Beer and football VII — week eight
The game: Patriots at Bills
The beer: Southern Tier Warlock Imperial Stout
The result: Win, 41–25; Broncos win, 27–19
The commentary: I have had enough of rooting for leading AFC rivals in order to advance week to week in the knockout pool. The Steelers and their injured rapist cost me twenty-five units a couple of weeks ago and the Broncos last night had me considering another thirty. Luckily it never came to that as the Chargers threw four times from the two to discover yet another way to lose a close game—try following that shit on your phone. Regardless, because "irregardless" isn't a word, had I lost I would have been unable to buy in again because the cut-off was last week. Or maybe it's this week.
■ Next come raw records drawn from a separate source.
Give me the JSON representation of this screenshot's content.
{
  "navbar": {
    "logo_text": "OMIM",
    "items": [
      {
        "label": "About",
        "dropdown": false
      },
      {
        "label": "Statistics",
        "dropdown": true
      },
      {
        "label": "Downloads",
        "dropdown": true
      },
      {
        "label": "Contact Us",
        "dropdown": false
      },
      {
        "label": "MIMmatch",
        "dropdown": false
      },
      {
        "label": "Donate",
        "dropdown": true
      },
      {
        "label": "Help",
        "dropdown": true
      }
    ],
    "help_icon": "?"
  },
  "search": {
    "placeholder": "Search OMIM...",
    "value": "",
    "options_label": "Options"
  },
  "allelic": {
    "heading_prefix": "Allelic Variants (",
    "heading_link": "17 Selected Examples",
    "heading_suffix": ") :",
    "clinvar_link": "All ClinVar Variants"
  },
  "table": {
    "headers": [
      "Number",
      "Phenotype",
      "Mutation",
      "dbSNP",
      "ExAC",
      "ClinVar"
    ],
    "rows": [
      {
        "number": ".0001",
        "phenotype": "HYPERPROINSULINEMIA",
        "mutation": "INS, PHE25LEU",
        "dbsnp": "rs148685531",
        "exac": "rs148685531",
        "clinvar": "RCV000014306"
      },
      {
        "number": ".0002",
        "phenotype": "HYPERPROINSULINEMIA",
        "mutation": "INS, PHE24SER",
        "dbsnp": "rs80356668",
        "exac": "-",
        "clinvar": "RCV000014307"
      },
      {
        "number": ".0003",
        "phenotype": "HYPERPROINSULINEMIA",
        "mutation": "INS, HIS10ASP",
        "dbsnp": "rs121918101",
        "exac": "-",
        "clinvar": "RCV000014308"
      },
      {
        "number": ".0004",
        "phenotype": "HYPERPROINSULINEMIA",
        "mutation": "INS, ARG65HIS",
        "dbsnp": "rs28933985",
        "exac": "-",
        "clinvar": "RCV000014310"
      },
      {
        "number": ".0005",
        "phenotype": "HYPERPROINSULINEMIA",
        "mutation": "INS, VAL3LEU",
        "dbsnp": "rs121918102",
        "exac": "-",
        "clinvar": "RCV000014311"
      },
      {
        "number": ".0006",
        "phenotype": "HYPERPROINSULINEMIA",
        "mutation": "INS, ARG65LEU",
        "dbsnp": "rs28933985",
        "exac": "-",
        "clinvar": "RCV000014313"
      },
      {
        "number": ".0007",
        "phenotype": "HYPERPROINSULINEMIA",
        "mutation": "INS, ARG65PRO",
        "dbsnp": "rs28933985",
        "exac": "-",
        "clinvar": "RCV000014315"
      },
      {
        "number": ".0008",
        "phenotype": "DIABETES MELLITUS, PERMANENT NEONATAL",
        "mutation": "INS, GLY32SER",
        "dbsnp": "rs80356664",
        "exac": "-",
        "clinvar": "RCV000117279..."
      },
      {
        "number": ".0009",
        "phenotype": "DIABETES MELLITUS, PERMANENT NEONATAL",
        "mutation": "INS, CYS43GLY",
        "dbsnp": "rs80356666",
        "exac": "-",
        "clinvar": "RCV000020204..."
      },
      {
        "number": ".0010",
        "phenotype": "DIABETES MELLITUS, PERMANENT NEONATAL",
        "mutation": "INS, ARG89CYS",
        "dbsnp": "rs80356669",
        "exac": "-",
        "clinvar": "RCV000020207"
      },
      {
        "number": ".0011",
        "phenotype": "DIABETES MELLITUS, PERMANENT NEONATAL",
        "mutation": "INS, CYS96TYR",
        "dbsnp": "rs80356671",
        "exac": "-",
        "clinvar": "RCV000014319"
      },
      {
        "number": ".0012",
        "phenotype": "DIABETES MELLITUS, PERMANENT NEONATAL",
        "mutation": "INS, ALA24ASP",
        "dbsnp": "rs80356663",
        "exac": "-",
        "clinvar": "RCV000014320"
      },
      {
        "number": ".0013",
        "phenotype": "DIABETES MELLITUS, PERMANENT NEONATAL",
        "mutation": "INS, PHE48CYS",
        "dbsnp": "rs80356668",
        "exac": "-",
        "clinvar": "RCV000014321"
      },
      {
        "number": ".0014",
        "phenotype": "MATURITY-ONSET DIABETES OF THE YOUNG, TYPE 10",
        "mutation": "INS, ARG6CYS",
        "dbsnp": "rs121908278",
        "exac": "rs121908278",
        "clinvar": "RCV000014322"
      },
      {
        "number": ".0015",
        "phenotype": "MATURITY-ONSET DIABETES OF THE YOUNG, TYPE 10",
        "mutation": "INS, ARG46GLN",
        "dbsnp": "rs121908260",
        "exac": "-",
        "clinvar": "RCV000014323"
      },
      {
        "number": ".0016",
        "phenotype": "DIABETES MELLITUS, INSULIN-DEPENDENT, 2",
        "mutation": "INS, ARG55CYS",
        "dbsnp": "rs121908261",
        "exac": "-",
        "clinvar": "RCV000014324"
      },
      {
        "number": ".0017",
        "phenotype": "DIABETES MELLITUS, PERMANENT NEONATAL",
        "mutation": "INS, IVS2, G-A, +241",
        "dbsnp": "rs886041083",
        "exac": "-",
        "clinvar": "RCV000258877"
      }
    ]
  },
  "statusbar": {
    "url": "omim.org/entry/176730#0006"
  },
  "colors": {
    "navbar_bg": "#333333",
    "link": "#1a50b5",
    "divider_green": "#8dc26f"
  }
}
It's not the most clarified or transparent league—for example, I won't know until tomorrow night what teams everyone picked. Plus my wonderful and all-knowing (and coded, since it's maintained at work) Excel spreadsheet called shenanigans on a friend who mistakenly picked the Bengals for a second time last week. I had no choice but to point this out to the commissioner and hope for a transcription error. It was not and so we are one fewer, not "less." He split the pot in a cowardly act last year anyway.
I'm hoping yesterday morning's London tie between the Bengals and the Redskins eliminates some more because ties are the same as losses, for the object is to "pick a winner." Indeed, I feared a Charger touchdown and a two-point conversion would send my game to a fruitless overtime and was a heroic father reading through—and quite well!—Fox in Socks without interruption when my phone vibrated, signifying either the end of the game (with the Broncos likely winning in regulation) or pure, sweet hell (the aforementioned comeback scenario). Once my tongue and I concluded with "a tweetle beetle noodle poodle bottled paddled muddled duddled fuddled wuddled fox in socks, sir"—an enviable achievement!—it was mama's turn to take over for Oh, the Thinks You Can Think! and I could not check the alert quickly enough. "We're good," I told her. For now.
The pickings going forward will be slim. Through eight weeks, the percentage of "experts" (and arbitrary rulers such as best defense, home team, etc.) I—in part—relied upon as collated at NFL Pick Watch hadn't dipped below ninety-three until yesterday, when the Broncos were determined to be the favorite by eighty-one percent. So ninety-four, ninety-four, ninety-seven, ninety-three, ninety-six, ninety-seven (wrong!), ninety-four, eighty-one. It's a real outlier—I didn't believe when I sent my pick in Thursday night that Aqib Talib would sit—and a sign of things to come since most of the league's few (loosely) elite teams are no longer available to me: Patriots/Broncos/Packers/Steelers. The Seahawks remain and are as trustworthy as anyone outside of New England and excepting injuries (to them, the Steelers and the Broncos), underwhelming quarterback play (same three) and douche karma (Packers). But are they good? Are the Falcons for real or is another series of season-crippling losses inevitable? Is it time to move past my fear of picking for or against the Cowboys with Tony Romo out of the picture? Should the Vikings really win with ninety-three-percent certainty in Chicago tonight against a horrendous Bears team that could scrape out an ugly win in support of Jay Cutler's return (nah) or in solidarity with the Cubs (realistic)? As witnessed a few years ago when the Ravens won Super Bowl XLVII and the out-of-contention Orioles refused to concede parking privileges for the following season's celebratory kickoff game in Baltimore—forcing the Ravens to play (and lose) in Denver instead—organizational pride is never to be overlooked when it comes to who is the Hot Shit Home Team. Unless you're the Browns.
In a bewildering season of subpar football one thing is (probably) true: a classic Rex Ryan nosedive, foretold by his concession of the AFC East—one can hope November 8 is so smooth following Hillary Clinton's blowout victory—and the permanent dejection that follows every loss to the Patriots (despite his "Fuck it!" bravado over the strange challenge-flag dustup following the Bills' garbage-time, dildo-free touchdown) will undo any good that came out of his team's impressive four-game winning streak that started in New England against an injured third-string rookie quarterback. "It's just ten guys playing one thing and somebody else playing something else. And even if you're not singing out of the same hymnal, it looks bad and sounds bad." The man is no poet. Whoever hires him next year will find out if he's worth the "all-in" shitstorm.
Let's discuss the beer because I haven't much this season. Warlock stout is part of the "Blackwater Series," written by Patrick Simmons and propelling the Doobie Brothers to the top of the singles charts in 1975. The label brags that it was "brewed with pumpkins" as if no one does that every Autumn. The first ten-percent-alcohol sip was delicious but the Warlocks didn't record "Heavy Bomber" for nothing—after awhile I just wanted to be done with it and find a scary movie on Netflix to fall asleep during. I awoke with a clear head so that's something.
End beer talk. Jamie Collins was traded. Drag. Go Cubs!
Up next: I will spend the entire bye weekend admiring our new fence. Happy Halloween!